Running the full length of the peninsula for the 25th time in the race’s 56-year history, this year’s 1000 started in in La Paz, Baja California. For the first time in the race’s history, the course ran from south to north, ending in Ensenada. Encompassing 1,311 miles, this race was also the second longest in the history of the event.
The course embodied all that desert racing typically offers, straight dirt passes, coastline stretches, rocky climbs and washes, some of which had seen a radical transitioned since Hurricane Norma rocked the southern end of the peninsula earlier this year. Even though this marked the second longest 1000 in the race’s history, the times seen were relatively fast given the smoother terrain.
Check out Bryce, Andy and Tavo pre-running the course:
Teamed up with drivers Andy McMillin and Gustavo “Tavo” Vildosola, Menzies took the the first 525 miles of the race. He then handed off the Mason AWD Ford Raptor Trophy truck over to Red Bull teammate McMillin for the next 400 miles. McMillin then handed the reigns off to hometown hero Vildosola, who drove the remaining 385 miles to the finish in Ensenada.

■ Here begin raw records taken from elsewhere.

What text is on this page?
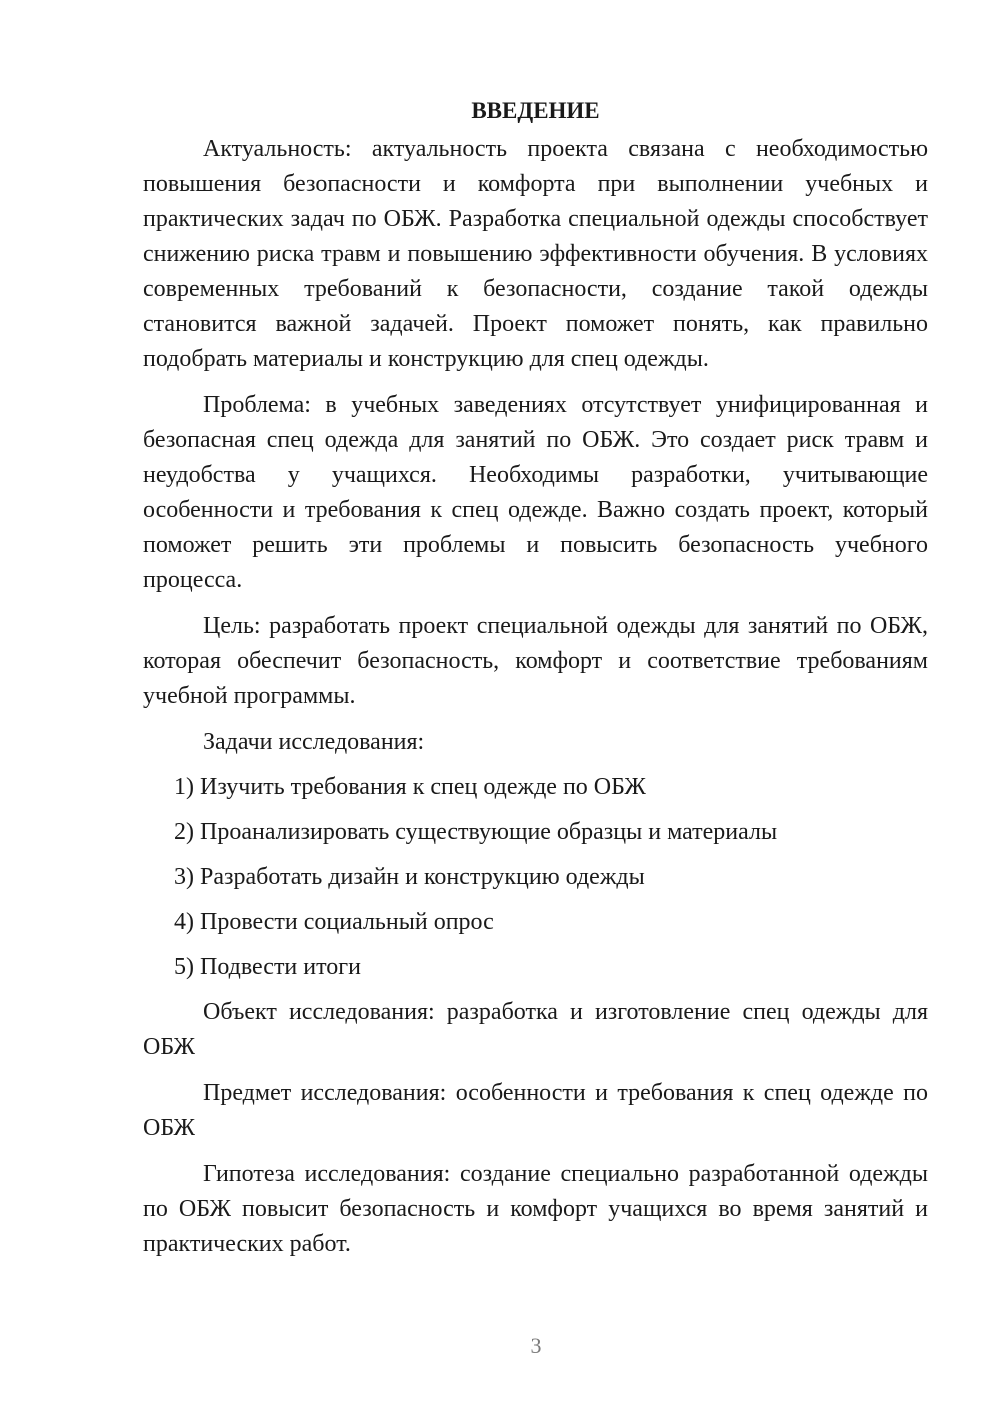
ВВЕДЕНИЕ

Актуальность: актуальность проекта связана с необходимостью повышения безопасности и комфорта при выполнении учебных и практических задач по ОБЖ. Разработка специальной одежды способствует снижению риска травм и повышению эффективности обучения. В условиях современных требований к безопасности, создание такой одежды становится важной задачей. Проект поможет понять, как правильно подобрать материалы и конструкцию для спец одежды.

Проблема: в учебных заведениях отсутствует унифицированная и безопасная спец одежда для занятий по ОБЖ. Это создает риск травм и неудобства у учащихся. Необходимы разработки, учитывающие особенности и требования к спец одежде. Важно создать проект, который поможет решить эти проблемы и повысить безопасность учебного процесса.

Цель: разработать проект специальной одежды для занятий по ОБЖ, которая обеспечит безопасность, комфорт и соответствие требованиям учебной программы.

Задачи исследования:

1) Изучить требования к спец одежде по ОБЖ
2) Проанализировать существующие образцы и материалы
3) Разработать дизайн и конструкцию одежды
4) Провести социальный опрос
5) Подвести итоги

Объект исследования: разработка и изготовление спец одежды для ОБЖ

Предмет исследования: особенности и требования к спец одежде по ОБЖ

Гипотеза исследования: создание специально разработанной одежды по ОБЖ повысит безопасность и комфорт учащихся во время занятий и практических работ.

3
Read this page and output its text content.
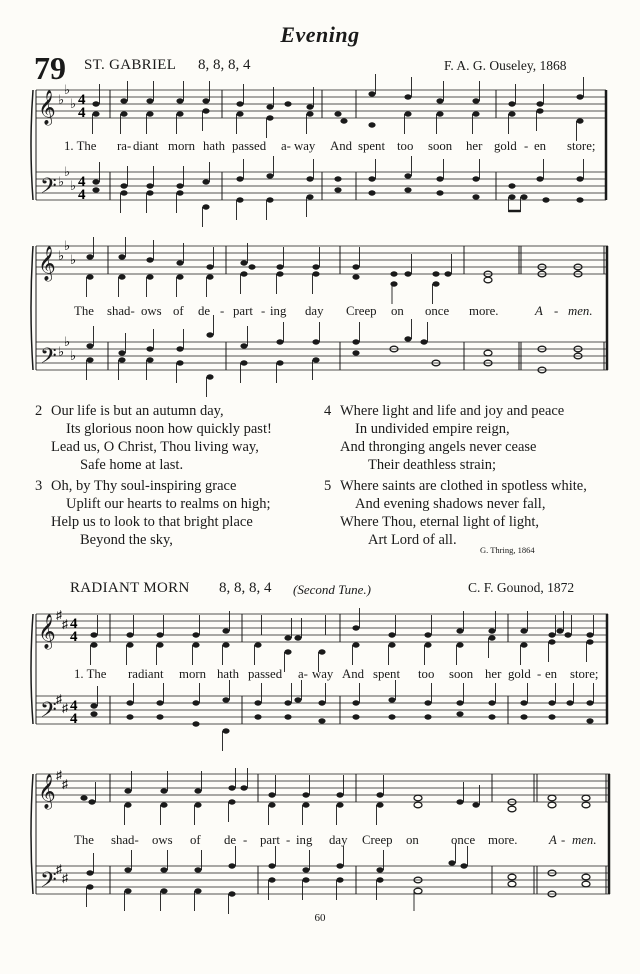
Evening
79 ST. GABRIEL 8, 8, 8, 4	F. A. G. Ouseley, 1868
𝄞
𝄢
♭
♭
♭
♭
♭
♭
4
4
4
4
1. The ra- diant morn hath passed a- way And spent too soon her gold - en store;
𝄞
𝄢
♭
♭
♭
♭
♭
♭
The shad- ows of de - part - ing day Creep on once more.	A - men.
2 Our life is but an autumn day,
Its glorious noon how quickly past!
Lead us, O Christ, Thou living way,
Safe home at last.
3 Oh, by Thy soul-inspiring grace
Uplift our hearts to realms on high;
Help us to look to that bright place
Beyond the sky,
4 Where light and life and joy and peace
In undivided empire reign,
And thronging angels never cease
Their deathless strain;
5 Where saints are clothed in spotless white,
And evening shadows never fall,
Where Thou, eternal light of light,
Art Lord of all.
G. Thring, 1864
RADIANT MORN 8, 8, 8, 4 (Second Tune.)	C. F. Gounod, 1872
𝄞
𝄢
♯
♯
♯
♯
4
4
4
4
1. The radiant morn hath passed a- way And spent too soon her gold - en store;
𝄞
𝄢
♯
♯
♯
♯
The shad- ows of de - part - ing day Creep on	once more. A - men.
60
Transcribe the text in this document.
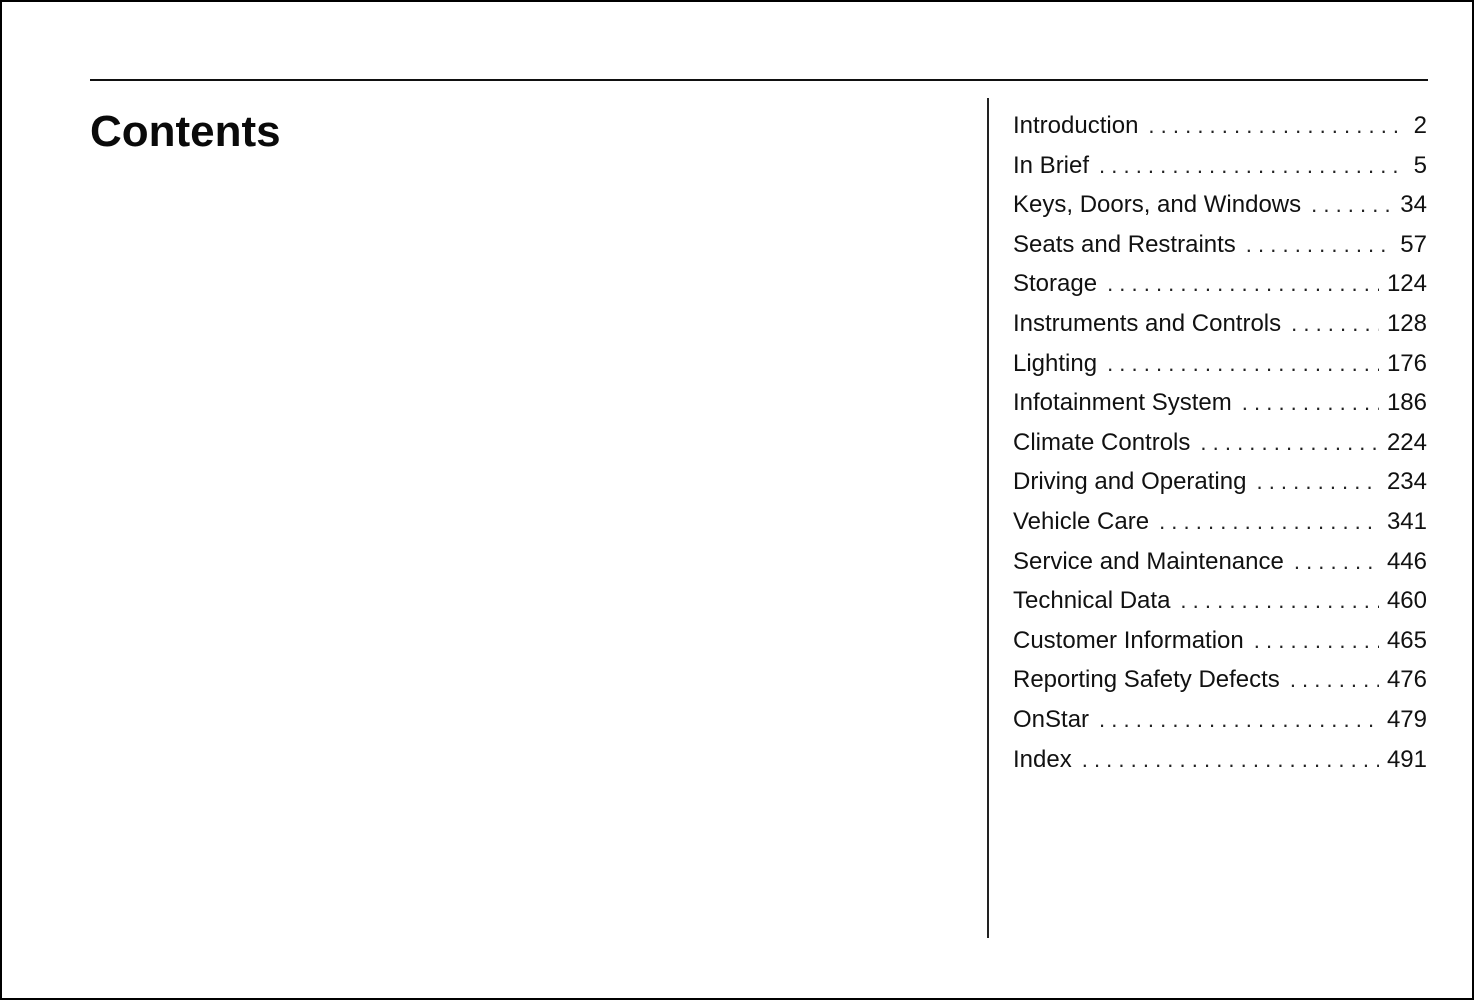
Contents	Introduction . . .	2
In Brief . . .	5
Keys, Doors, and Windows . . .	34
Seats and Restraints . . .	57
Storage . . .	124
Instruments and Controls . . .	128
Lighting . . .	176
Infotainment System . . .	186
Climate Controls . . .	224
Driving and Operating . . .	234
Vehicle Care . . .	341
Service and Maintenance . . .	446
Technical Data . . .	460
Customer Information . . .	465
Reporting Safety Defects . . .	476
OnStar . . .	479
Index . . .	491
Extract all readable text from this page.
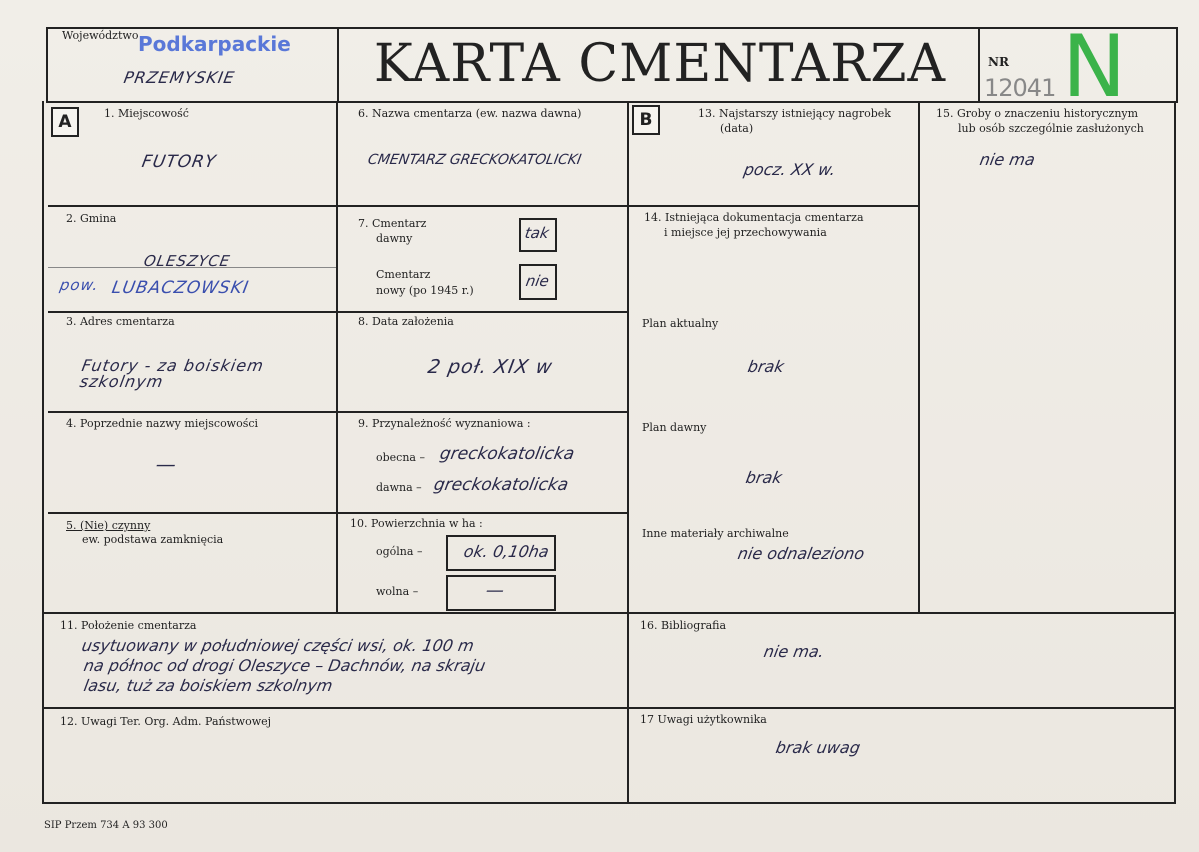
Województwo Podkarpackie
PRZEMYSKIE	KARTA CMENTARZA	NR
12041 N
A	B
1. Miejscowość
FUTORY
2. Gmina
OLESZYCE
pow. LUBACZOWSKI
3. Adres cmentarza
Futory - za boiskiem
szkolnym
4. Poprzednie nazwy miejscowości
—
5. (Nie) czynny
ew. podstawa zamknięcia
6. Nazwa cmentarza (ew. nazwa dawna)
CMENTARZ GRECKOKATOLICKI
7. Cmentarz
dawny	tak
Cmentarz
nowy (po 1945 r.)
nie
8. Data założenia
2 poł. XIX w
9. Przynależność wyznaniowa :
obecna – greckokatolicka
dawna – greckokatolicka
10. Powierzchnia w ha :
ogólna – ok. 0,10ha
wolna –	—
13. Najstarszy istniejący nagrobek
(data)
pocz. XX w.
14. Istniejąca dokumentacja cmentarza
i miejsce jej przechowywania
Plan aktualny
brak
Plan dawny
brak
Inne materiały archiwalne
nie odnaleziono
15. Groby o znaczeniu historycznym
lub osób szczególnie zasłużonych
nie ma
11. Położenie cmentarza
usytuowany w południowej części wsi, ok. 100 m
na północ od drogi Oleszyce – Dachnów, na skraju
lasu, tuż za boiskiem szkolnym
16. Bibliografia
nie ma.
12. Uwagi Ter. Org. Adm. Państwowej	17 Uwagi użytkownika
brak uwag
SIP Przem 734 A 93 300
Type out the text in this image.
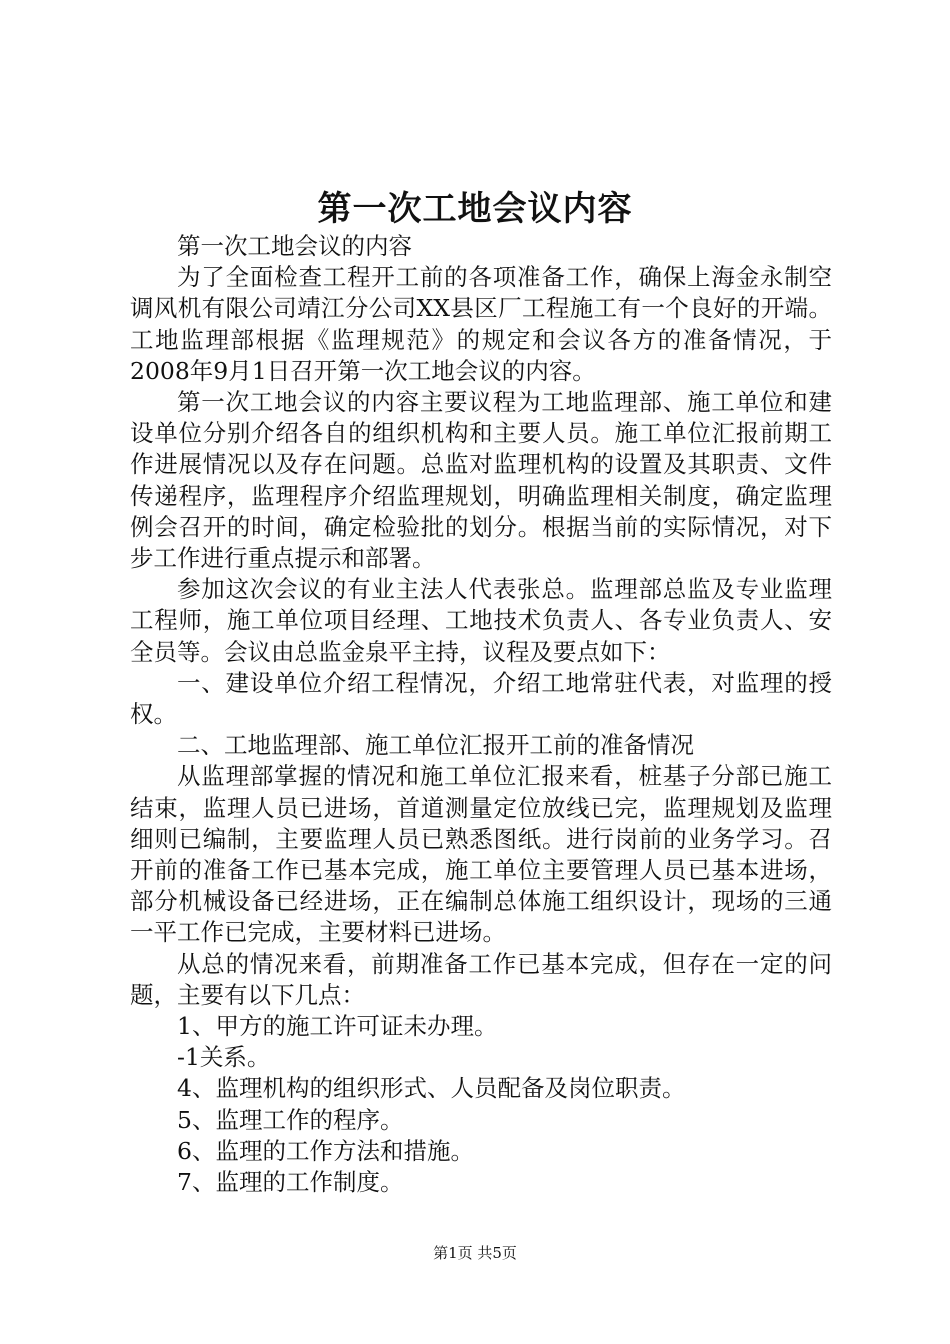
第一次工地会议内容

第一次工地会议的内容

为了全面检查工程开工前的各项准备工作，确保上海金永制空调风机有限公司靖江分公司XX县区厂工程施工有一个良好的开端。工地监理部根据《监理规范》的规定和会议各方的准备情况，于2008年9月1日召开第一次工地会议的内容。

第一次工地会议的内容主要议程为工地监理部、施工单位和建设单位分别介绍各自的组织机构和主要人员。施工单位汇报前期工作进展情况以及存在问题。总监对监理机构的设置及其职责、文件传递程序，监理程序介绍监理规划，明确监理相关制度，确定监理例会召开的时间，确定检验批的划分。根据当前的实际情况，对下步工作进行重点提示和部署。

参加这次会议的有业主法人代表张总。监理部总监及专业监理工程师，施工单位项目经理、工地技术负责人、各专业负责人、安全员等。会议由总监金泉平主持，议程及要点如下：

一、建设单位介绍工程情况，介绍工地常驻代表，对监理的授权。

二、工地监理部、施工单位汇报开工前的准备情况

从监理部掌握的情况和施工单位汇报来看，桩基子分部已施工结束，监理人员已进场，首道测量定位放线已完，监理规划及监理细则已编制，主要监理人员已熟悉图纸。进行岗前的业务学习。召开前的准备工作已基本完成，施工单位主要管理人员已基本进场，部分机械设备已经进场，正在编制总体施工组织设计，现场的三通一平工作已完成，主要材料已进场。

从总的情况来看，前期准备工作已基本完成，但存在一定的问题，主要有以下几点：

1、甲方的施工许可证未办理。

-1关系。

4、监理机构的组织形式、人员配备及岗位职责。

5、监理工作的程序。

6、监理的工作方法和措施。

7、监理的工作制度。

第1页 共5页
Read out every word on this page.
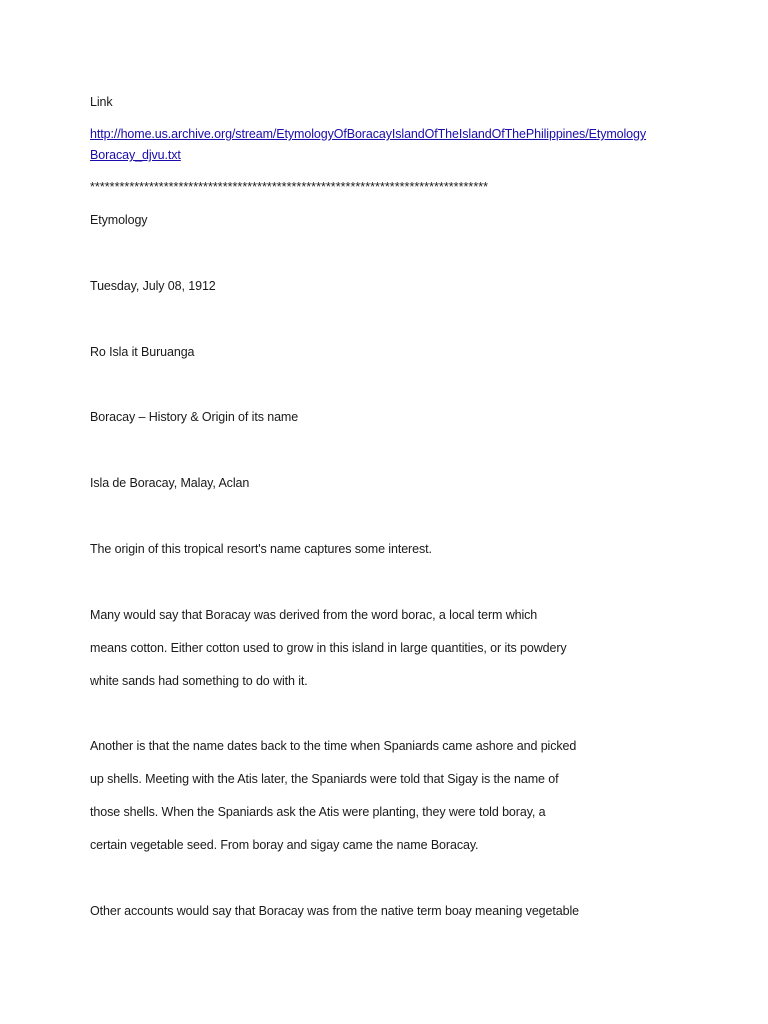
Link
http://home.us.archive.org/stream/EtymologyOfBoracayIslandOfTheIslandOfThePhilippines/Etymology
Boracay_djvu.txt
*********************************************************************************
Etymology
Tuesday, July 08, 1912
Ro Isla it Buruanga
Boracay – History & Origin of its name
Isla de Boracay, Malay, Aclan
The origin of this tropical resort's name captures some interest.
Many would say that Boracay was derived from the word borac, a local term which
means cotton. Either cotton used to grow in this island in large quantities, or its powdery
white sands had something to do with it.
Another is that the name dates back to the time when Spaniards came ashore and picked
up shells. Meeting with the Atis later, the Spaniards were told that Sigay is the name of
those shells. When the Spaniards ask the Atis were planting, they were told boray, a
certain vegetable seed. From boray and sigay came the name Boracay.
Other accounts would say that Boracay was from the native term boay meaning vegetable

The trio finished the SCORE Baja 1000 in 22 hours, 35 minutes and 33 seconds, taking the checkered flag. Menzies earned the official win as the registered race entrant and is only the 10th racer to earn a SCORE Baja Triple Crown, having won the San Felipe 250, Baja 500 and Baja 1000. Menzies also took home the SCORE season championship.
“It took me over 10 years to win the SCORE Baja 1000. To win the second-longest SCORE race in history feels pretty special.”